Slices in R Programming Language

R doesn’t have a direct equivalent to slices, but we can use vectors and lists to achieve similar functionality. Here’s how we can implement the concepts in R:

# In R, we use vectors and lists instead of slices

# Create an empty vector
s <- character(0)
cat("uninit:", s, "is null:", is.null(s), "length is 0:", length(s) == 0, "\n")

# Create a vector of length 3
s <- character(3)
cat("emp:", s, "len:", length(s), "\n")

# Set and get elements
s[1] <- "a"
s[2] <- "b"
s[3] <- "c"
cat("set:", s, "\n")
cat("get:", s[3], "\n")

# Get the length of the vector
cat("len:", length(s), "\n")

# Append elements to the vector
s <- c(s, "d")
s <- c(s, "e", "f")
cat("apd:", s, "\n")

# Copy a vector
c <- s
cat("cpy:", c, "\n")

# Slice a vector
l <- s[3:5]
cat("sl1:", l, "\n")

l <- s[1:5]
cat("sl2:", l, "\n")

l <- s[3:length(s)]
cat("sl3:", l, "\n")

# Declare and initialize a vector in one line
t <- c("g", "h", "i")
cat("dcl:", t, "\n")

# Compare vectors
t2 <- c("g", "h", "i")
if (all(t == t2)) {
  cat("t == t2\n")
}

# Create a list of vectors (similar to 2D slice)
twoD <- list()
for (i in 1:3) {
  innerLen <- i
  twoD[[i]] <- integer(innerLen)
  for (j in 1:innerLen) {
    twoD[[i]][j] <- i + j - 1
  }
}
cat("2d: ", toString(twoD), "\n")

In R, vectors are the primary data structure and can be used similarly to slices in many cases. Here are some key differences and explanations:

  1. R uses 1-based indexing, unlike Go’s 0-based indexing.
  2. We use c() to create and combine vectors, which is similar to append() in Go.
  3. R doesn’t have a built-in append() function for vectors, but we can use c() to achieve the same result.
  4. Slicing in R is done with [start:end] syntax, similar to Go.
  5. R doesn’t have a direct equivalent to Go’s make() function. Instead, we can create vectors of a specific length using functions like character() or integer().
  6. For multi-dimensional structures, R uses lists of vectors instead of slices of slices.

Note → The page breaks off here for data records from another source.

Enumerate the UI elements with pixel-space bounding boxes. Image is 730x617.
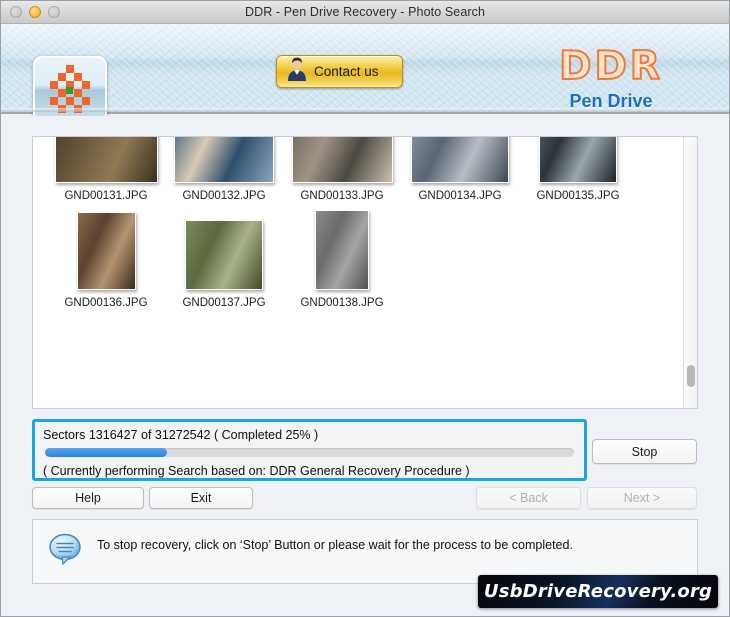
brand-primary-text: DDR bbox=[558, 44, 663, 89]
thumbnail-filename: GND00137.JPG bbox=[182, 297, 266, 309]
thumbnail-item[interactable]: GND00132.JPG bbox=[165, 137, 283, 202]
main-body: GND00131.JPG GND00132.JPG GND00133.JPG GND0… bbox=[1, 116, 729, 616]
thumbnail-filename: GND00136.JPG bbox=[64, 297, 148, 309]
thumbnail-item[interactable]: GND00134.JPG bbox=[401, 137, 519, 202]
thumbnail-filename: GND00138.JPG bbox=[300, 297, 384, 309]
thumbnail-slot bbox=[76, 208, 136, 290]
progress-bar-track bbox=[45, 448, 574, 457]
progress-sectors-text: Sectors 1316427 of 31272542 ( Completed … bbox=[43, 428, 319, 442]
next-button: Next > bbox=[587, 487, 697, 509]
thumbnail-filename: GND00131.JPG bbox=[64, 190, 148, 202]
thumbnail-image[interactable] bbox=[185, 220, 263, 290]
progress-bar-fill bbox=[45, 448, 167, 457]
thumbnail-item[interactable]: GND00138.JPG bbox=[283, 208, 401, 309]
thumbnail-item[interactable]: GND00131.JPG bbox=[47, 137, 165, 202]
brand-logo: DDR Pen Drive bbox=[511, 44, 711, 112]
thumbnail-filename: GND00134.JPG bbox=[418, 190, 502, 202]
thumbnail-filename: GND00133.JPG bbox=[300, 190, 384, 202]
thumbnail-filename: GND00135.JPG bbox=[536, 190, 620, 202]
app-header: Contact us DDR Pen Drive bbox=[1, 24, 729, 122]
thumbnail-scroll-area: GND00131.JPG GND00132.JPG GND00133.JPG GND0… bbox=[33, 137, 683, 408]
thumbnail-scrollbar[interactable] bbox=[683, 137, 697, 408]
thumbnail-panel: GND00131.JPG GND00132.JPG GND00133.JPG GND0… bbox=[32, 136, 698, 409]
thumbnail-filename: GND00132.JPG bbox=[182, 190, 266, 202]
thumbnail-image[interactable] bbox=[54, 137, 158, 183]
thumbnail-image[interactable] bbox=[291, 137, 393, 183]
title-bar: DDR - Pen Drive Recovery - Photo Search bbox=[1, 1, 729, 24]
thumbnail-item[interactable]: GND00136.JPG bbox=[47, 208, 165, 309]
back-button: < Back bbox=[476, 487, 581, 509]
thumbnail-slot bbox=[174, 137, 274, 183]
app-window: DDR - Pen Drive Recovery - Photo Search bbox=[0, 0, 730, 617]
thumbnail-image[interactable] bbox=[174, 137, 274, 183]
info-message: To stop recovery, click on ‘Stop’ Button… bbox=[97, 538, 573, 552]
progress-panel: Sectors 1316427 of 31272542 ( Completed … bbox=[32, 419, 587, 481]
thumbnail-image[interactable] bbox=[411, 137, 509, 183]
brand-secondary-text: Pen Drive bbox=[569, 91, 653, 111]
speech-bubble-info-icon bbox=[49, 533, 83, 570]
ddr-app-icon bbox=[33, 56, 107, 122]
thumbnail-item[interactable]: GND00137.JPG bbox=[165, 208, 283, 309]
person-icon bbox=[286, 57, 308, 86]
thumbnail-slot bbox=[185, 208, 263, 290]
thumbnail-image[interactable] bbox=[539, 137, 617, 183]
thumbnail-grid: GND00131.JPG GND00132.JPG GND00133.JPG GND0… bbox=[47, 137, 683, 315]
window-title: DDR - Pen Drive Recovery - Photo Search bbox=[244, 5, 486, 19]
thumbnail-item[interactable]: GND00133.JPG bbox=[283, 137, 401, 202]
progress-status-text: ( Currently performing Search based on: … bbox=[43, 464, 470, 478]
thumbnail-image[interactable] bbox=[76, 212, 136, 290]
contact-us-button[interactable]: Contact us bbox=[276, 55, 403, 88]
watermark-badge: UsbDriveRecovery.org bbox=[478, 575, 718, 608]
stop-button[interactable]: Stop bbox=[592, 439, 697, 464]
thumbnail-slot bbox=[54, 137, 158, 183]
thumbnail-slot bbox=[539, 137, 617, 183]
watermark-text: UsbDriveRecovery.org bbox=[483, 581, 713, 602]
thumbnail-slot bbox=[411, 137, 509, 183]
contact-us-label: Contact us bbox=[314, 64, 379, 79]
scrollbar-thumb[interactable] bbox=[687, 365, 695, 387]
thumbnail-image[interactable] bbox=[315, 210, 369, 290]
thumbnail-slot bbox=[291, 137, 393, 183]
thumbnail-item[interactable]: GND00135.JPG bbox=[519, 137, 637, 202]
thumbnail-slot bbox=[315, 208, 369, 290]
exit-button[interactable]: Exit bbox=[149, 487, 253, 509]
help-button[interactable]: Help bbox=[32, 487, 144, 509]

When you run this R script, you’ll see output similar to the Go example, demonstrating the various operations on vectors and lists in R.

R’s vectors and lists provide powerful and flexible ways to work with sequences of data, similar to slices in Go. While the syntax and some specific operations differ, the general concepts of creating, manipulating, and accessing sequential data structures are present in both languages.